City Councilman Jimmy Hicks has already taken legal action, called a taxpayer action, to prevent the city from offering the registry. Hicks accuses Cleveland Heights of wasting taxpayers' money on the registry, abusing its powers and violating Ohio's existing marriage laws. Hicks hopes to find support for his position in the courts.
Jimmy Hicks: Cleveland Heights residents, they did vote for it. But, you know, again, I have an opportunity to take this to a venue that hasn't had the opportunity to look at it.
Caldwell and others predict the registry will withstand legal challenges. Nonetheless, these actions upset Zehnder.

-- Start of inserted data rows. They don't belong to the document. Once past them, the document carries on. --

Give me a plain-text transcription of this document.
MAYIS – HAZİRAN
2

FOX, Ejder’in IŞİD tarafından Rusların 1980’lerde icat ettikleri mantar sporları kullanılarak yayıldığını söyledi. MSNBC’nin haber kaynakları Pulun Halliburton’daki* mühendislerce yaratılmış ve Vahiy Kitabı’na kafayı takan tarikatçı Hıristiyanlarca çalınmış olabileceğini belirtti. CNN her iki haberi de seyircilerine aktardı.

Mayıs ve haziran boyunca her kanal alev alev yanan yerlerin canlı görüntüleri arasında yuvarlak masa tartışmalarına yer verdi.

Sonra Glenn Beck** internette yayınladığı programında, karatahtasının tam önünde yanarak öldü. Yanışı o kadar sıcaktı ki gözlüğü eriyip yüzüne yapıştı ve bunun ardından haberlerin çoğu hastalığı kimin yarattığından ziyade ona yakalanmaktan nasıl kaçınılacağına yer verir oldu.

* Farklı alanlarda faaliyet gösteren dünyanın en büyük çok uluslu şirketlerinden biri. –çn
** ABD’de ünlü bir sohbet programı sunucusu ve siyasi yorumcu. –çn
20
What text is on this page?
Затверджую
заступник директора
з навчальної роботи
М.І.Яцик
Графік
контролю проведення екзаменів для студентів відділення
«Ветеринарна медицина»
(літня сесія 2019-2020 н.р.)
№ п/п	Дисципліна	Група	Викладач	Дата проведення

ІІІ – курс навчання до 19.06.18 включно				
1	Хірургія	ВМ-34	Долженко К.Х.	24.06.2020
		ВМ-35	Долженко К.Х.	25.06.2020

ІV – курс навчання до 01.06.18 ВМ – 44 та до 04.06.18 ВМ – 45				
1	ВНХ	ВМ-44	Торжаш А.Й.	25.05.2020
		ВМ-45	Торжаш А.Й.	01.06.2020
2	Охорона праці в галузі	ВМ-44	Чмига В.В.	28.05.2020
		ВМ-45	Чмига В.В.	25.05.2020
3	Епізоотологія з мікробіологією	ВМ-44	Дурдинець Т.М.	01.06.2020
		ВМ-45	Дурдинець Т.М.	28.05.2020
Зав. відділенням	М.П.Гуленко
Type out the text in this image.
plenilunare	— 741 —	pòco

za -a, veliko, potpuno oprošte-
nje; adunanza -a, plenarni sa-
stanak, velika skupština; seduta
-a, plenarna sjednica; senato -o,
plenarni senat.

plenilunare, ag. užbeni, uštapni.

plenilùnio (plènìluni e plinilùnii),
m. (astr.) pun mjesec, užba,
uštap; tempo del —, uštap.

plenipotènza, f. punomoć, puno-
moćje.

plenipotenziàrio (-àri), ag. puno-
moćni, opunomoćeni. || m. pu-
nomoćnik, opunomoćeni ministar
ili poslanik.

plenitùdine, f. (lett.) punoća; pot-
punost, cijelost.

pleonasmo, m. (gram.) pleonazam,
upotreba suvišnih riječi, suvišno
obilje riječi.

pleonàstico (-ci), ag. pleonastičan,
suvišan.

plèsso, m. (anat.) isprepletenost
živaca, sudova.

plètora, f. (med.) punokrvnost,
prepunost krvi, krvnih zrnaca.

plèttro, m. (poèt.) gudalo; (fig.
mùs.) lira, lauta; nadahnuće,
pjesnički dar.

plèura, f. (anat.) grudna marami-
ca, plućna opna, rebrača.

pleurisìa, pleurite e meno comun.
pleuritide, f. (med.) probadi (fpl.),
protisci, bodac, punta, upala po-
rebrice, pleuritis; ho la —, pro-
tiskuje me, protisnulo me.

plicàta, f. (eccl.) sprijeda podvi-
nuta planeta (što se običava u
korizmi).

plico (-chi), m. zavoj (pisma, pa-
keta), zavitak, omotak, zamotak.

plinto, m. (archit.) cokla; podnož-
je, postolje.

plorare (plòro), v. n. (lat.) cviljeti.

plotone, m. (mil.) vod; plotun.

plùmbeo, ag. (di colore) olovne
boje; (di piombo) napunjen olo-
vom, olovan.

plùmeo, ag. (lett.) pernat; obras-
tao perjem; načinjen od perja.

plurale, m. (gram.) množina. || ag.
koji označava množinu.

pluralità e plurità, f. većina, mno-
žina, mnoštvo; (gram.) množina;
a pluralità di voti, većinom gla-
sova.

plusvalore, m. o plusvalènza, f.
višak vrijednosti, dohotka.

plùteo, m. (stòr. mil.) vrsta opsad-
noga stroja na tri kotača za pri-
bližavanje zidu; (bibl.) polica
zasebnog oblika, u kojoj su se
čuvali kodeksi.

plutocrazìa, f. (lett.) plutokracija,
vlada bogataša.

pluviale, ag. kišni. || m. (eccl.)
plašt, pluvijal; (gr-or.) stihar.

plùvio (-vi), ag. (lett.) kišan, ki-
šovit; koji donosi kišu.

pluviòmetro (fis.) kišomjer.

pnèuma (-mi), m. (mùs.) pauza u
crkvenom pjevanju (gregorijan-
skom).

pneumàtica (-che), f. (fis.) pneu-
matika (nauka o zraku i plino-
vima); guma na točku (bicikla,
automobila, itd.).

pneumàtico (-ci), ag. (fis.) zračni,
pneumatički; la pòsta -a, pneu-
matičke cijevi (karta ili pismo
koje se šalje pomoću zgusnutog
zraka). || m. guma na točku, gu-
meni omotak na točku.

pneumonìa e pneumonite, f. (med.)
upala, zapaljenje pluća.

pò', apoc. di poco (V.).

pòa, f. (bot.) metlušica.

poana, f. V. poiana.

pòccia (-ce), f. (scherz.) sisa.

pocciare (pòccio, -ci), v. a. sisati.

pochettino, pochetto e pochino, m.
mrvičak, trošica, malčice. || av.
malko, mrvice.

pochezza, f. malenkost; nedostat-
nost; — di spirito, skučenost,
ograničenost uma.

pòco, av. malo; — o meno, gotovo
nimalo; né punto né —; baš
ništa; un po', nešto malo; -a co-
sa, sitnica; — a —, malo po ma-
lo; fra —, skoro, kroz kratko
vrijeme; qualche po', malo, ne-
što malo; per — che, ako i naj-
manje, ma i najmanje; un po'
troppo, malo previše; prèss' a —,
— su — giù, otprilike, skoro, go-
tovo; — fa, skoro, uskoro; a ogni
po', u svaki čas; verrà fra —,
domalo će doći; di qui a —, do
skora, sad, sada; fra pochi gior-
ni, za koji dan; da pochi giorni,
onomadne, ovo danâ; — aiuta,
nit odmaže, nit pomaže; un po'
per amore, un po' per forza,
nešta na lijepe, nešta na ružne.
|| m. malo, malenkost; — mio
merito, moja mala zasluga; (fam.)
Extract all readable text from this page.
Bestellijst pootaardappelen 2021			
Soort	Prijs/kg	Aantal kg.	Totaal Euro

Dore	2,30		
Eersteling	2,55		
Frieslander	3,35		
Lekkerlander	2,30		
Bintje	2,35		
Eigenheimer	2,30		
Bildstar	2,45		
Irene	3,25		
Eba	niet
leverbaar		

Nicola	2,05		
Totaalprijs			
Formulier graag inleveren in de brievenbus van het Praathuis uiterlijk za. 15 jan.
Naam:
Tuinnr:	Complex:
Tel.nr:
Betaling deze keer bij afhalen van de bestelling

Keli Zehnder: I certainly did not participate in getting the domestic partner registry passed with the hopes of having the city of Cleveland Heights to have to spend money to defend it. That will break my heart if that happens.
Cleveland Heights Mayor Ed Kelley says nothing will stop Cleveland Heights from offering the domestic partnership registry.
Ed Kelley: Until some judge comes up with some great court order or whatever, we're going to go ahead. And this is a great day for Cleveland Heights and for the people that want to register and do this stuff.
Keli Zehnder: I did it. Popeye. Sweet Pea.
Zehnder and Smith plan to register at Cleveland Heights City Hall today. For them, it's about being recognized by the city as a family. In Cleveland Heights, Tasha Cook, 90.3.